Over dirt, the Mad Fibers continued to impress. Shod with 21mm tubulars pumped up to 100psi, they rode with the comfort of a supple 25mm tire yet provided ample snap when needed. Durability of the carbon components was tested by bouncing them over dirt and smacking into potholes on some less than silky asphalt, and we had no issues. Mad Fiber don’t impose a rider weight limit and the wheels meet DIN and CEN standards.

While it doesn’t seem to affect performance, the wheels produce a loud 'whack' when you really hit something, take rough corners at speed or put a lot of torque through the pedals. This seems to be due to the non-drive spokes unloading and then snapping back. Bigger guys who rode Spinergy’s Rev Xs back in the day will remember the sound.

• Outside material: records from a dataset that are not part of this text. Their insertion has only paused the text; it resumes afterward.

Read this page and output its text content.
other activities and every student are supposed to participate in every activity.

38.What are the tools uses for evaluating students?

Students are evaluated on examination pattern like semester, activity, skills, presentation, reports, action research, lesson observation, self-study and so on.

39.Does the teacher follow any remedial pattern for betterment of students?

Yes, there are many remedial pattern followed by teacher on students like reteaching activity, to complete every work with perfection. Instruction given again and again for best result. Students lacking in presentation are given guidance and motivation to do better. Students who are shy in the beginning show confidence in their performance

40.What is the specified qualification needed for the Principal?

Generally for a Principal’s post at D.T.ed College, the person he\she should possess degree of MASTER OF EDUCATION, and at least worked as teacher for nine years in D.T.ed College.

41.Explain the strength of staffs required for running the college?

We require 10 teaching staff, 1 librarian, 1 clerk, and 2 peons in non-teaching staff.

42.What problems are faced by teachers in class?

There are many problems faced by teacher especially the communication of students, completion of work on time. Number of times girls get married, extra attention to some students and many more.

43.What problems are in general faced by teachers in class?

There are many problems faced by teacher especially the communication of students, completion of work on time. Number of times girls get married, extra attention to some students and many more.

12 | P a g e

The only scenario where the Mad Fiber wheels failed to inspire confidence was on high-speed, technical mountain descents. They're so light that they're subject to tire or valve stem imbalance and can even be affected by how evenly glue is spread on the rim. We found they started to oscillate at 35-40mph. While we weren’t downright scared, this made us back off, while on our (heavier) Shimano's WH-7850-C24-TL control set we'd normally continue past 45mph. Below these speeds, they were fine.

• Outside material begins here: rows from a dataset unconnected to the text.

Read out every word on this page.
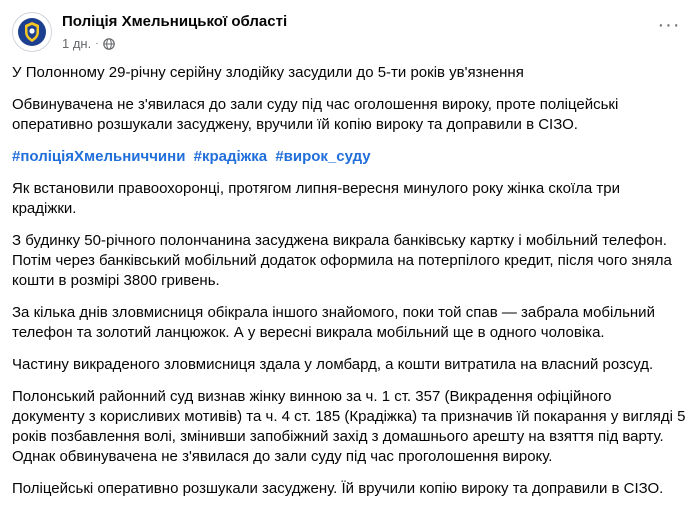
Поліція Хмельницької області
1 дн. ·
···

У Полонному 29-річну серійну злодійку засудили до 5-ти років ув'язнення

Обвинувачена не з'явилася до зали суду під час оголошення вироку, проте поліцейські
оперативно розшукали засуджену, вручили їй копію вироку та доправили в СІЗО.

#поліціяХмельниччини #крадіжка #вирок_суду

Як встановили правоохоронці, протягом липня-вересня минулого року жінка скоїла три
крадіжки.

З будинку 50-річного полончанина засуджена викрала банківську картку і мобільний телефон.
Потім через банківський мобільний додаток оформила на потерпілого кредит, після чого зняла
кошти в розмірі 3800 гривень.

За кілька днів зловмисниця обікрала іншого знайомого, поки той спав — забрала мобільний
телефон та золотий ланцюжок. А у вересні викрала мобільний ще в одного чоловіка.

Частину викраденого зловмисниця здала у ломбард, а кошти витратила на власний розсуд.

Полонський районний суд визнав жінку винною за ч. 1 ст. 357 (Викрадення офіційного
документу з корисливих мотивів) та ч. 4 ст. 185 (Крадіжка) та призначив їй покарання у вигляді 5
років позбавлення волі, змінивши запобіжний захід з домашнього арешту на взяття під варту.
Однак обвинувачена не з'явилася до зали суду під час проголошення вироку.

Поліцейські оперативно розшукали засуджену. Їй вручили копію вироку та доправили в СІЗО.
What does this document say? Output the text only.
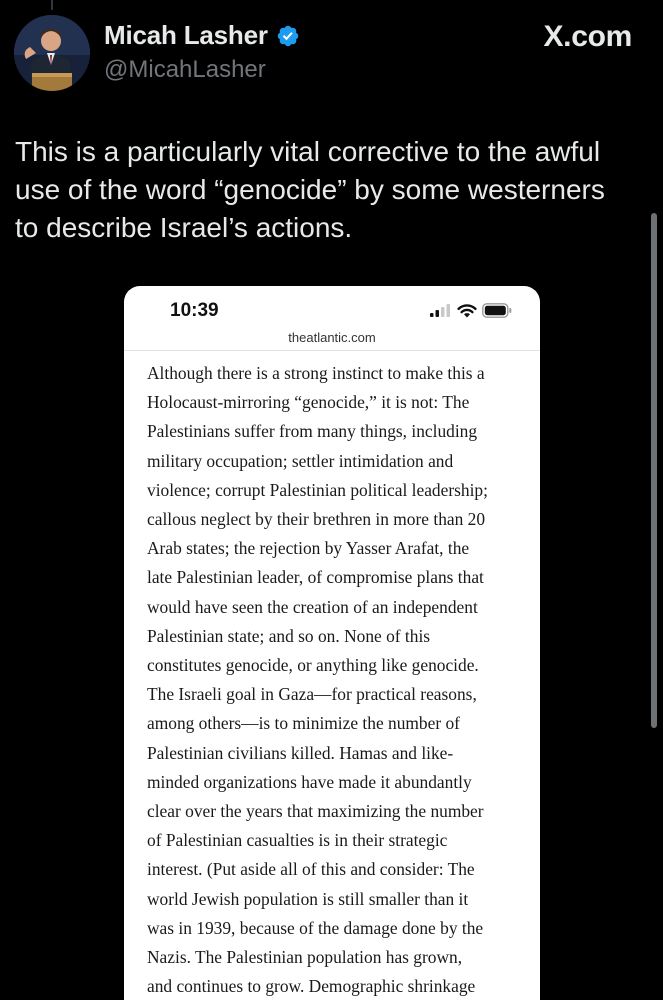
Micah Lasher
@MicahLasher
X.com
This is a particularly vital corrective to the awful
use of the word “genocide” by some westerners
to describe Israel’s actions.
10:39
theatlantic.com
Although there is a strong instinct to make this a
Holocaust-mirroring “genocide,” it is not: The
Palestinians suffer from many things, including
military occupation; settler intimidation and
violence; corrupt Palestinian political leadership;
callous neglect by their brethren in more than 20
Arab states; the rejection by Yasser Arafat, the
late Palestinian leader, of compromise plans that
would have seen the creation of an independent
Palestinian state; and so on. None of this
constitutes genocide, or anything like genocide.
The Israeli goal in Gaza—for practical reasons,
among others—is to minimize the number of
Palestinian civilians killed. Hamas and like-
minded organizations have made it abundantly
clear over the years that maximizing the number
of Palestinian casualties is in their strategic
interest. (Put aside all of this and consider: The
world Jewish population is still smaller than it
was in 1939, because of the damage done by the
Nazis. The Palestinian population has grown,
and continues to grow. Demographic shrinkage
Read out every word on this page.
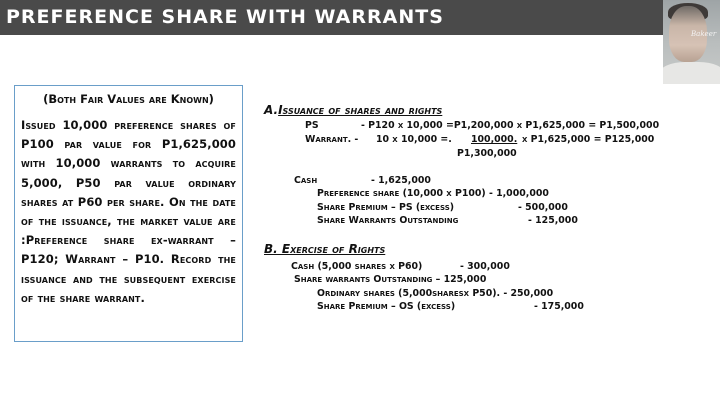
PREFERENCE SHARE WITH WARRANTS
Bakeer
(Both Fair Values are Known)
Issued 10,000 preference shares of P100 par value for P1,625,000 with 10,000 warrants to acquire 5,000, P50 par value ordinary shares at P60 per share. On the date of the issuance, the market value are :Preference share ex-warrant – P120; Warrant – P10. Record the issuance and the subsequent exercise of the share warrant.
A.Issuance of shares and rights
PS	- P120 x 10,000 =P1,200,000 x P1,625,000 = P1,500,000
Warrant. - 10 x 10,000 =. 100,000. x P1,625,000 = P125,000
P1,300,000
Cash	- 1,625,000
Preference share (10,000 x P100) - 1,000,000
Share Premium – PS (excess)	- 500,000
Share Warrants Outstanding	- 125,000
B. Exercise of Rights
Cash (5,000 shares x P60)	- 300,000
Share warrants Outstanding – 125,000
Ordinary shares (5,000sharesx P50). - 250,000
Share Premium – OS (excess)	- 175,000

The valve hole gives insight to the very compact carbon construction: the valve hole gives insight to the very compact carbon construction

The valve hole gives insight to the very compact carbon construction

Mad Fiber provide a large computer magnet to help balance the wheels and counteract this speed wobble. We found we had to run the magnet on the front wheel even when using a rear mounted speed and cadence sensor. This isn't a problem that's unique to these wheels, though – we've had oscillation on just about every wheelset we've ridden under 1,000g. Deeper-section wheels seem to be particularly prone.

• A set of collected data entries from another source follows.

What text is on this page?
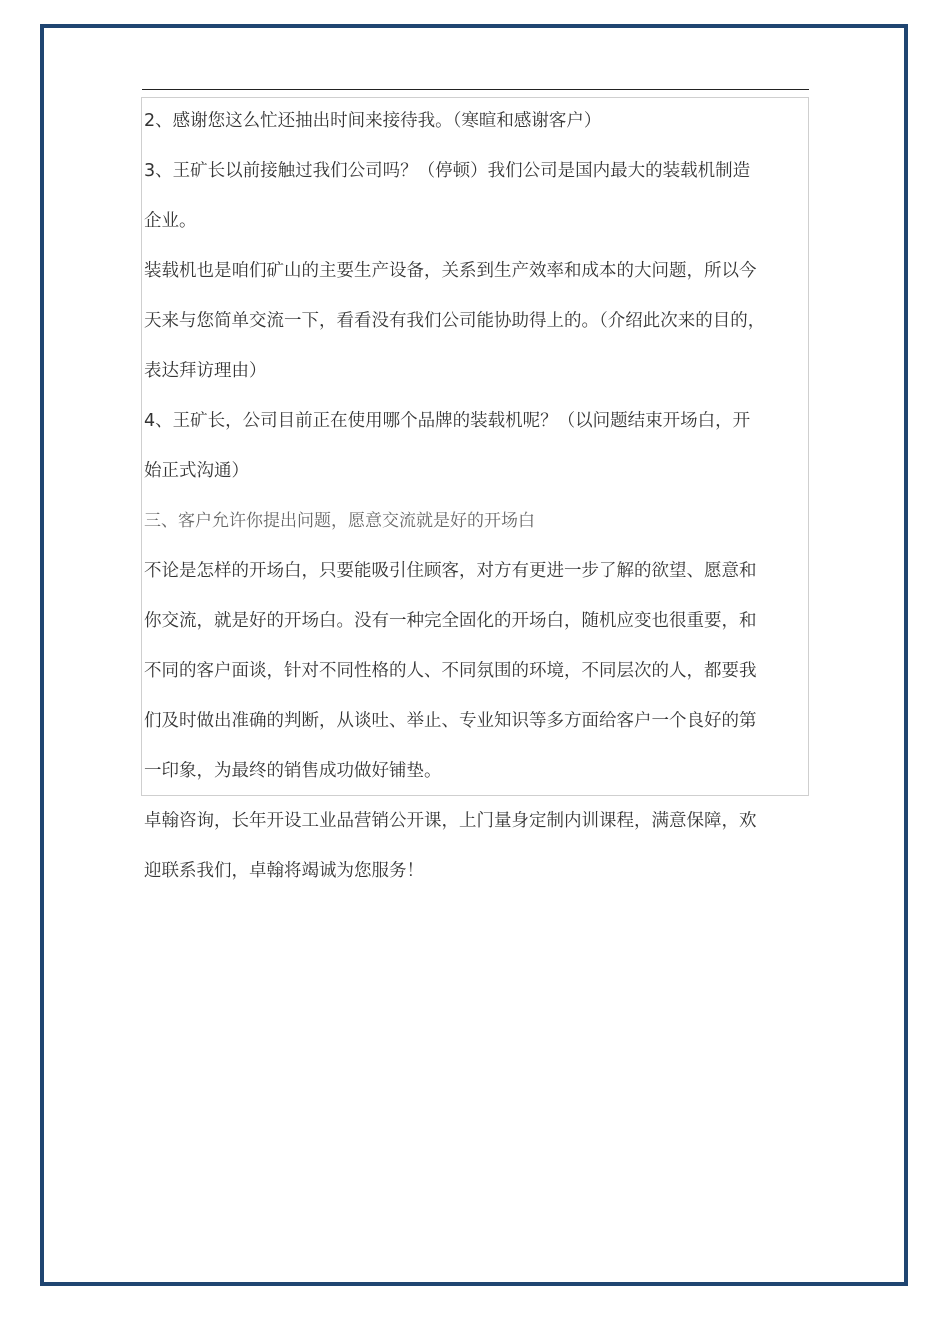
2、感谢您这么忙还抽出时间来接待我。（寒暄和感谢客户）

3、王矿长以前接触过我们公司吗？（停顿）我们公司是国内最大的装载机制造

企业。

装载机也是咱们矿山的主要生产设备，关系到生产效率和成本的大问题，所以今

天来与您简单交流一下，看看没有我们公司能协助得上的。（介绍此次来的目的，

表达拜访理由）

4、王矿长，公司目前正在使用哪个品牌的装载机呢？（以问题结束开场白，开

始正式沟通）

三、客户允许你提出问题，愿意交流就是好的开场白

不论是怎样的开场白，只要能吸引住顾客，对方有更进一步了解的欲望、愿意和

你交流，就是好的开场白。没有一种完全固化的开场白，随机应变也很重要，和

不同的客户面谈，针对不同性格的人、不同氛围的环境，不同层次的人，都要我

们及时做出准确的判断，从谈吐、举止、专业知识等多方面给客户一个良好的第

一印象，为最终的销售成功做好铺垫。

卓翰咨询，长年开设工业品营销公开课，上门量身定制内训课程，满意保障，欢

迎联系我们，卓翰将竭诚为您服务！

On the plus side, the carbon brake track and proprietary Mad Fiber cork pads provide excellent braking, and the rims run slightly cooler than other carbon tubulars we’ve used, which will help keep the tires on during long descents (standard tubular glue loses roughly half of its strength at 70C).

The Mad Fiber branded skewers lack stiffness when compared to conventional, albeit heavier, Campagnolo or Shimano models. Our main issue with the wheels, however, was the faulty front hub adjuster on our test set. The adjustment mechanism, which is made by White Industries and operates via a tiny set screw, wouldn’t stay tight. This wasn't helped by the way the the flange on Mad Fiber’s proprietary all-carbon hub overhangs the adjustment screw.

The offending set screw on the front hub: the offending set screw on the front hub

The offending set screw on the front hub

We only became aware of the problem when the front bearings wore out, at which stage applying even moderate pressure to the front quick-release skewer caused the wheel to drag excessively. We didn't have any problems with the rear hub, but this too features a very small set screw, accessed via a hole drilled in the hub body. This presents two concerns: the limited adjustment offered by the drilled hole and fear of a fate similar to the front hub.

We contacted Mad Fiber in regards to the issue and returned our test wheels for evaluation. We've just received the set back, which they've fixed with a new end cap that offers both easier access to the hex set screw and a new axle end cap with a greater tolerance that Mad Fiber say should prevent the problem from rearing its head again. By our eye, the new cap seems to push the hex head outboard roughly 1- to 2mm. We've yet to have a chance to test the wheel with the new parts, but the bearings appear to be properly adjusted and feel silky smooth.

Mad fiber's modified end caps, which the manufacturer switched to in march:

Mad Fiber's modified end caps, which the manufacturer switched to in March

A notable first attempt

While we did have issues with Mad Fiber’s debut wheels, they seem to have gotten the tough stuff right – the design, where they've expertly capitalized on carbon fibre's strengths as a material. Fixing the problem with the front hub was as simple as changing its internals rather than a wholesale redesign.

We look forward to the addition of more models to the Mad Fiber range – we’d recommend a ‘sprint’ wheel, a deeper, more aerodynamic model and maybe a wide-rimmed classics or cyclo-cross wheel, possibly with a shallower rim profile.